Untouchability is the practice of excluding a group of people deemed "untouchables," resulting in segregation and persecution by people of "higher" castes. The word is most generally connected with the Indian subcontinent's treatment of Dalit communities.

In India, Nepal, and Pakistan, untouchability is prohibited. However, there is no legal definition of "untouchability." B. R. Ambedkar, an Indian social reformer and politician who came from an untouchable social group, claimed that untouchability arose as a result of the upper-caste Brahmins' purposeful policy.

Additional Information:
The ability to get from one vertex to another inside a graph is referred to as reachability in graph theory. Developers and organisations that wish to produce high-quality websites and web tools must consider accessibility. Most people assume they have approachability, but only a small percentage of them truly do. It's critical to be approachable, since putting people at ease allows them to think and perform at their best in your presence.

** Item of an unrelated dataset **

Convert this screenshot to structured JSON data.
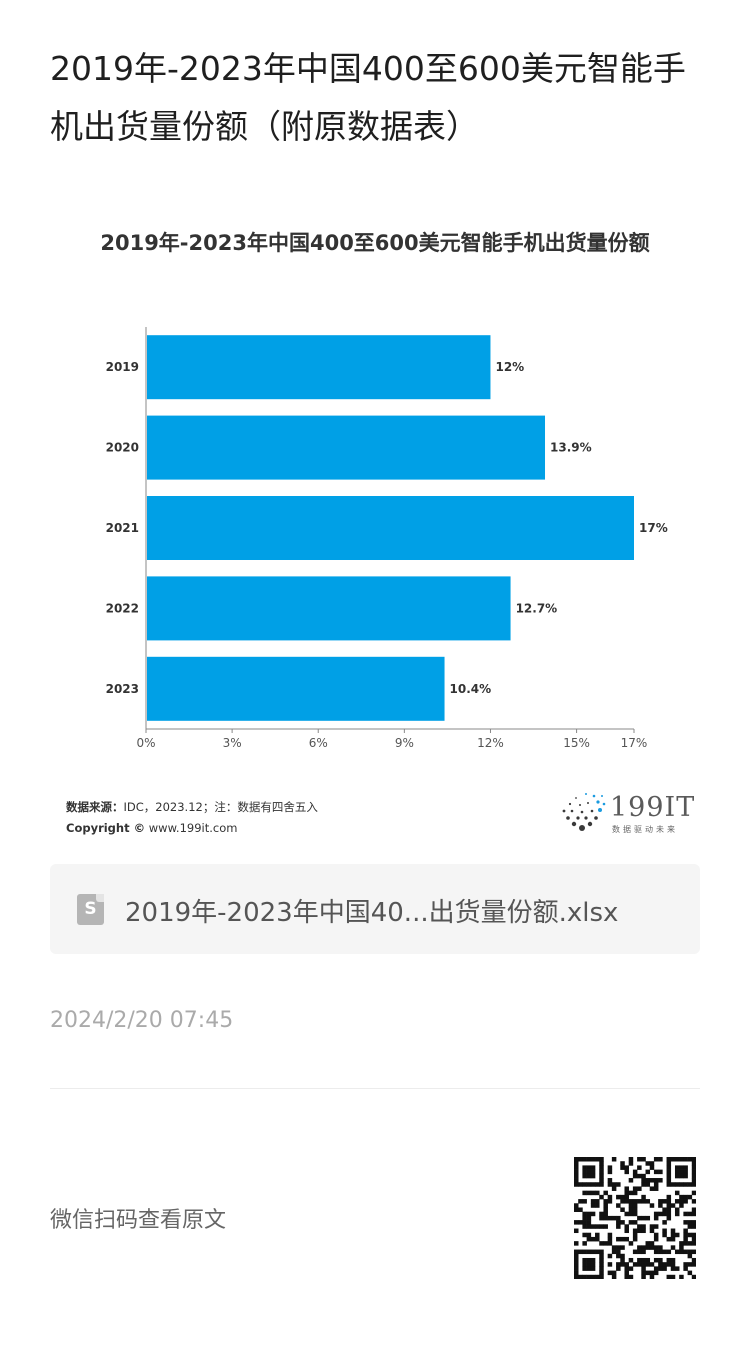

Thus, the correct answer is option D.That is, untouchability was an inhuman and unjust custom.

Note: The word Dalit was coined to describe those who were considered "untouchables" and others who did not fit into the conventional Hindu caste system. Untouchability entered Indian civilization at approximately 400 CE, according to economist and reformer B. R. Ambedkar, as a result of the struggle for supremacy between Buddhism and Brahmanism. Because they befriended untouchables, several Hindu monks were degraded to lower castes.